Справочник по психиатрии
Мне не выпало босоногого деревенского детства, когда зимой выходят на улицу по очереди, потому что валенки одни на всех, я не знала жизни в бараке, за отделяющей от соседей занавеской, фабричных труб и по крохам добытой провинциальной культурной жизни. Даже коммунальной кухни и московской окраины не было. В моем пути нет никакой моей заслуги: я все получила по рождению. И очень рано на меня начал давить груз ответственности.
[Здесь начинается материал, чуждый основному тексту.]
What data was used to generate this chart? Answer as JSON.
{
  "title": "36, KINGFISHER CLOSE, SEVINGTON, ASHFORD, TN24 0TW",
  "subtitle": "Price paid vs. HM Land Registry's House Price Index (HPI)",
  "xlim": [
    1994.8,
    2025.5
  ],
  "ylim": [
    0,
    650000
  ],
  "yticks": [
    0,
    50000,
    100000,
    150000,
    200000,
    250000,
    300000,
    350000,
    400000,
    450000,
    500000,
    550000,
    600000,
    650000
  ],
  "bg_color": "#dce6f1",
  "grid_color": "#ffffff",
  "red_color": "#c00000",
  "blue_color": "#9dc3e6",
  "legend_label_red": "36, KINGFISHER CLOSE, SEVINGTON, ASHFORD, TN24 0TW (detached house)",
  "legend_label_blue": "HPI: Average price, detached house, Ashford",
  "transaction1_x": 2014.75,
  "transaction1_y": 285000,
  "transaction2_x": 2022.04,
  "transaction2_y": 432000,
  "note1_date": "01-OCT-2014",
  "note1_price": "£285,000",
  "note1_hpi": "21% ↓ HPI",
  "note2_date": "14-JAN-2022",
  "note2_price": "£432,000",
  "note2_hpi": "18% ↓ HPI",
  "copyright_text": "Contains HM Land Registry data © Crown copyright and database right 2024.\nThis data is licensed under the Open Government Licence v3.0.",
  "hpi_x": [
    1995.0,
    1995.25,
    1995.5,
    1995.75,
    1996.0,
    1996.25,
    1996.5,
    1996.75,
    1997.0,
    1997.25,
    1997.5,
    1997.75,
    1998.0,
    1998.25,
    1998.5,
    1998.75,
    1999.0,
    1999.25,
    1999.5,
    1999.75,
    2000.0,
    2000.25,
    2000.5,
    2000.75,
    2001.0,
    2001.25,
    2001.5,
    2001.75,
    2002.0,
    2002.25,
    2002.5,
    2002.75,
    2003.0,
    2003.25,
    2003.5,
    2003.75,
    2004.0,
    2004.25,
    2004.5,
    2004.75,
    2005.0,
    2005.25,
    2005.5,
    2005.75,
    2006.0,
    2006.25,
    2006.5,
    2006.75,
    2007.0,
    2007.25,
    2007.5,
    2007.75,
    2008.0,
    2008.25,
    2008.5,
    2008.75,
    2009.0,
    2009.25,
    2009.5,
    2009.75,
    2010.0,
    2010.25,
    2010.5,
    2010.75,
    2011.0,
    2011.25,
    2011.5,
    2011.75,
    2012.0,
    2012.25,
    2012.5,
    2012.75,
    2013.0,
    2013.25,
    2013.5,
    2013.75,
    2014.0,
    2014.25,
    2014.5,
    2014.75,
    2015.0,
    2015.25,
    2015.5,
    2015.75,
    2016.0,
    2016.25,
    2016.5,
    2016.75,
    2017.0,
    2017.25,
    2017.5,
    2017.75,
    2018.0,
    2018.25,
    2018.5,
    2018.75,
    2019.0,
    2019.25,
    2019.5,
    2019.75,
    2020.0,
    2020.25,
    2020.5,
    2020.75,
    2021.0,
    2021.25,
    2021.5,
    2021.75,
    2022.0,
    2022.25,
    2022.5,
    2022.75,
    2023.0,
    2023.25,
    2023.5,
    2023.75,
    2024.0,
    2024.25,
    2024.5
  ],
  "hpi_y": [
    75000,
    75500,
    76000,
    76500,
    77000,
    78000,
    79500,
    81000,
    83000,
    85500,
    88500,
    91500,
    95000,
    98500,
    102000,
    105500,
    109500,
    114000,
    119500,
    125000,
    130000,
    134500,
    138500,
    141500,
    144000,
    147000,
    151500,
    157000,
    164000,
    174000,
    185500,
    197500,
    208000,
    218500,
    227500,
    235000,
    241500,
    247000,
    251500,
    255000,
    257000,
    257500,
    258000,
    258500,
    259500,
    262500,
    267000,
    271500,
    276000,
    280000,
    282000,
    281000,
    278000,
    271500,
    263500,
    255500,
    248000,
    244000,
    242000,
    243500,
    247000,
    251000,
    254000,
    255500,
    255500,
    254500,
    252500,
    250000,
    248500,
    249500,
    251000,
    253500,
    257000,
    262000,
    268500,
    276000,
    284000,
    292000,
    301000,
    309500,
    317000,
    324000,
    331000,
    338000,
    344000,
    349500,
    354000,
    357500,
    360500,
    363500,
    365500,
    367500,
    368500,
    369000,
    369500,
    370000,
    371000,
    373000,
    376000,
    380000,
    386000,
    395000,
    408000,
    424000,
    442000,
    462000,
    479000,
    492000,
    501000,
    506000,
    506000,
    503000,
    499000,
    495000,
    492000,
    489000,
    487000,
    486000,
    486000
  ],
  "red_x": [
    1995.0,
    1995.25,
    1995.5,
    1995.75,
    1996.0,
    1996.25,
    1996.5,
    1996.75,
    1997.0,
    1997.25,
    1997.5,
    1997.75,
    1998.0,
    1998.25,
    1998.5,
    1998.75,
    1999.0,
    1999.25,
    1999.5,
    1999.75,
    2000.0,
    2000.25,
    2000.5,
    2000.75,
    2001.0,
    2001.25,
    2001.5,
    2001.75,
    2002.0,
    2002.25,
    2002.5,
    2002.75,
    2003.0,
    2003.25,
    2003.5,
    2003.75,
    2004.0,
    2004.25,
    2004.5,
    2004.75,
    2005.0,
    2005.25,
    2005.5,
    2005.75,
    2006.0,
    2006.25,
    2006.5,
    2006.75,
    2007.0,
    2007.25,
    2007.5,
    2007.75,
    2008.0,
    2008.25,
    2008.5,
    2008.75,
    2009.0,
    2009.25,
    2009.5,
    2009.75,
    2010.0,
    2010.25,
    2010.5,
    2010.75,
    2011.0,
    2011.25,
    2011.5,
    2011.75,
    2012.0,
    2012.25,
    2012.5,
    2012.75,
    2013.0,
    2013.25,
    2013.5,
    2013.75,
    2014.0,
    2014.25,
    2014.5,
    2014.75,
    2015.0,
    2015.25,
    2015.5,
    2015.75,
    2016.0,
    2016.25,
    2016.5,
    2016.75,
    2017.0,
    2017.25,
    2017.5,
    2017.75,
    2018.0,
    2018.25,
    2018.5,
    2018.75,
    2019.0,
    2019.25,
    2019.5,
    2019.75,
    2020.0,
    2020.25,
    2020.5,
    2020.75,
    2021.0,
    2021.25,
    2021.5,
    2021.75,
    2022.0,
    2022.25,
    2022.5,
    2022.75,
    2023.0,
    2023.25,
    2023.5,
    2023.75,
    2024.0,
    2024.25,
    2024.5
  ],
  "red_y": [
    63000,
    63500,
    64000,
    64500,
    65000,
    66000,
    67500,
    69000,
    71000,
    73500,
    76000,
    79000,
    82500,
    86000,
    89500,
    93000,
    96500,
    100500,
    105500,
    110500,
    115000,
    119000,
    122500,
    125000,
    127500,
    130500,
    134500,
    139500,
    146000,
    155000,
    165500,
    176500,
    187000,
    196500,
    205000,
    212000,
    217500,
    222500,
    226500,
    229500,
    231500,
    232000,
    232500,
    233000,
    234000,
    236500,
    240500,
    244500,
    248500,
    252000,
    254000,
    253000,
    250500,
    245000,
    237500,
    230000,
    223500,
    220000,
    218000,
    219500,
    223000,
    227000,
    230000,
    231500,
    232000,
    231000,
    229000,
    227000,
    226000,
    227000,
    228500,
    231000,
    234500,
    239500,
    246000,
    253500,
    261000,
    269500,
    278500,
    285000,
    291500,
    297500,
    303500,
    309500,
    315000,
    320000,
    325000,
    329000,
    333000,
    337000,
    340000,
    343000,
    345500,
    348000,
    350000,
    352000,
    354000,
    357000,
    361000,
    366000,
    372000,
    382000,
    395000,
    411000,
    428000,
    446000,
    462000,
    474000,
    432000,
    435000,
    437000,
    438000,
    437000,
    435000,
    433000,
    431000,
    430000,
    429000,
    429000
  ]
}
Сейчас, когда таким привычным стало понятие «семейный бизнес», даже странно вспоминать, что «семейственность» еще недавно была понятием ругательным и чуть ли не преследовалась в судебном порядке. В советские времена сын мог наследовать только место отца у мартеновской печи – это даже было почетно, а в сфере культуры родство часто стыдливо прикрывалось, скажем, материнской фамилией. Доподлинно известен случай, когда глава ТВ вычеркнул из довольно длинного списка распределяемых в Останкино выпускников журфака дочь одного из телеведущих. Начальственная резолюция в левом верхнем углу была категорична: «Династии будем создавать на “Серпе и молоте”!».
Но независимо от официоза, разнообразные таланты старших родственников – музыкальные, живописные, литературные – прочно сформировали у меня комплекс неполноценности. Так я и росла: бесталанная.
Конечно же, я не могу никого упрекнуть. Более того, уверена, что взрослые понятия не имели о моих мучениях: детство прошло в любви и даже признании некоей моей незаурядности. Я не подозревала взрослых в лицемерии, но сама-то знала горькую правду… Приходилось отыскивать утешение.